Under the Canadian IGA, CRA doesn’t have to report to the IRS on RRSPs, RRIFs, RESPs, TFSAs and certain other accounts under $50,000. Nonetheless, Americans in Canada still have to report and pay tax on TFSAs and RESPs, and they must make elections to defer income tax on registered accounts.CRA will be providing this information to the IRS, but Canadian authorities say they won’t collect tax or assess penalties against Americans in Canada on behalf of the IRS.
Encourage your U.S.-person clients to ensure they’re fully compliant with U.S. tax filing obligations. The IRS has two main programs for those who aren’t.
The Offshore Voluntary Disclosure Program is more onerous and punitive. In this case, taxpayers must file the previous eight years’ delinquent tax returns, a Report of Foreign Bank and Financial Accounts (FBARs), and significant supporting documentation. Penalties can be as high as 27.5% on the highest aggregate balance of foreign accounts not previously disclosed. With the streamlined program, clients must file the last three years of delinquent returns and six years of FBARs, and complete a non-filer questionnaire. To qualify for this program, the taxpayer cannot owe more than US$1,500 in tax (excluding penalties and interest) for each of the three filed tax years.

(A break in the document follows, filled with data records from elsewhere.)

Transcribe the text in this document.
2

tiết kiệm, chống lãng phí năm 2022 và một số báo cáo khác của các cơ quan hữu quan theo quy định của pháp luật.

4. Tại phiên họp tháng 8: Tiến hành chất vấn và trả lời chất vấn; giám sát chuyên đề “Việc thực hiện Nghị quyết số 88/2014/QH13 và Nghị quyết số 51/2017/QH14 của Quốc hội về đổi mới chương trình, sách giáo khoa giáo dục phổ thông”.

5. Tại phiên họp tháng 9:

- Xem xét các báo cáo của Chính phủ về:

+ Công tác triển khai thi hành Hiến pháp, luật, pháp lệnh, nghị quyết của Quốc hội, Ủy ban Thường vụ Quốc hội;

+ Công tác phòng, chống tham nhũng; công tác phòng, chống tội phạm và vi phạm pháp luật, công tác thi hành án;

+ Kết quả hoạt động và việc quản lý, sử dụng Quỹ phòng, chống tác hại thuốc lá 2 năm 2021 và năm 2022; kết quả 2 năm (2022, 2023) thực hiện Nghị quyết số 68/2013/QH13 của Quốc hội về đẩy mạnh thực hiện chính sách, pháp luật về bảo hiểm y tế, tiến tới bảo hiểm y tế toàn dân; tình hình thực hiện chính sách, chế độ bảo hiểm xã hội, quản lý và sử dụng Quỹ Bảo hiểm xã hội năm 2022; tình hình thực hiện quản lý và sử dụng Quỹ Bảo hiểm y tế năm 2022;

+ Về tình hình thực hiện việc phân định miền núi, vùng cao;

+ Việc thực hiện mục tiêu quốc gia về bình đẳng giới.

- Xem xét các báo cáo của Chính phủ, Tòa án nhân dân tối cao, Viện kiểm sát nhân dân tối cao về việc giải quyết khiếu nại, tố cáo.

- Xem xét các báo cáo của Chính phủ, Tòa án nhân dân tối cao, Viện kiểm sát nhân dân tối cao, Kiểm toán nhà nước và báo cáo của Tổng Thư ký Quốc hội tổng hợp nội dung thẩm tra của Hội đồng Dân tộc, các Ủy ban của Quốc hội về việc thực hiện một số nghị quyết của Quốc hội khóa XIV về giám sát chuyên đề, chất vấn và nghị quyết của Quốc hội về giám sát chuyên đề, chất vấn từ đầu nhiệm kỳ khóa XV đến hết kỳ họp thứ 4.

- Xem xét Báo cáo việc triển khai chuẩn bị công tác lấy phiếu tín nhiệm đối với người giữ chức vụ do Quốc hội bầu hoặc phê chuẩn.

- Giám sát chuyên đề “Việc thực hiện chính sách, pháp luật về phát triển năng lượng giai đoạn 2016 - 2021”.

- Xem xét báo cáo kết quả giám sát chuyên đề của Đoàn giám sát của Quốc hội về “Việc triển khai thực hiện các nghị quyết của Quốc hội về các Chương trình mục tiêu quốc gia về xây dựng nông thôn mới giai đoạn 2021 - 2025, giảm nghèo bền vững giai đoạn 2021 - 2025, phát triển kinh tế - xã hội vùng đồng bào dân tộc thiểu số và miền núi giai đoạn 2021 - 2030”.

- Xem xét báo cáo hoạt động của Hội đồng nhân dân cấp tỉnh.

Many advisors suggest U.S. persons should renounce U.S. citizenship or give up their green cards (if held longer than 8 years) to avoid these rules, but without proper advice there could be significant income tax and U.S. lifestyle implications.
IRS rules say that if one or more of the following apply to your U.S.-person clients, they’re considered covered expatriates:
- failed to file previous five years of tax returns; or
- had a worldwide net worth of more than US$2 million; or
- had an average annual net income tax for the past five years of US$157,000.

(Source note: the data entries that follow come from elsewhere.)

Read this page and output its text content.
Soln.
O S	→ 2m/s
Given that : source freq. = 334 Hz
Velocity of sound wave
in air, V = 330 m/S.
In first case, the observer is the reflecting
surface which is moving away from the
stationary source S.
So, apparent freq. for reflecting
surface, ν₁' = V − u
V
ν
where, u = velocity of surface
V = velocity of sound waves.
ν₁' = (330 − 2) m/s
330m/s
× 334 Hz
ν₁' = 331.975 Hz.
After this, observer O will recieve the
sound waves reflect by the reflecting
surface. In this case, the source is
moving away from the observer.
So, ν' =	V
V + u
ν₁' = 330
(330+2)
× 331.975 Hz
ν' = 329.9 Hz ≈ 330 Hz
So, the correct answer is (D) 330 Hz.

A covered expatriate is subject to the deemed sale (known as the mark-to-market tax) of all of his property (exclusive of deferred compensation items) at fair market value upon the date of expatriation. An exemption of US$680,000 could be applied to unrealized gains. An additional tax of 30% applies to Deferred Compensation Items such as U.S. and Canadian retirement plans. If your American-in-Canada clients aren’t worth more than $2 million, but haven’t been compliant with the IRS for the last five years, they will be considered covered expatriates and could face these additional U.S. taxes.
Since these taxes are deemed and applied on the date of expatriation in the U.S., and not in Canada, no foreign tax credit would likely be available under Canadian tax rules. And proposed U.S. immigration laws would bar any expatriating U.S. person from returning to the U.S. under any circumstance. So, caution your clients before they consider going this route.
By Terry F. Ritchie, director of Cross-Border Wealth Services for Cardinal Point Wealth Management. He’s also an Enrolled Agent with the U.S. Internal Revenue Service.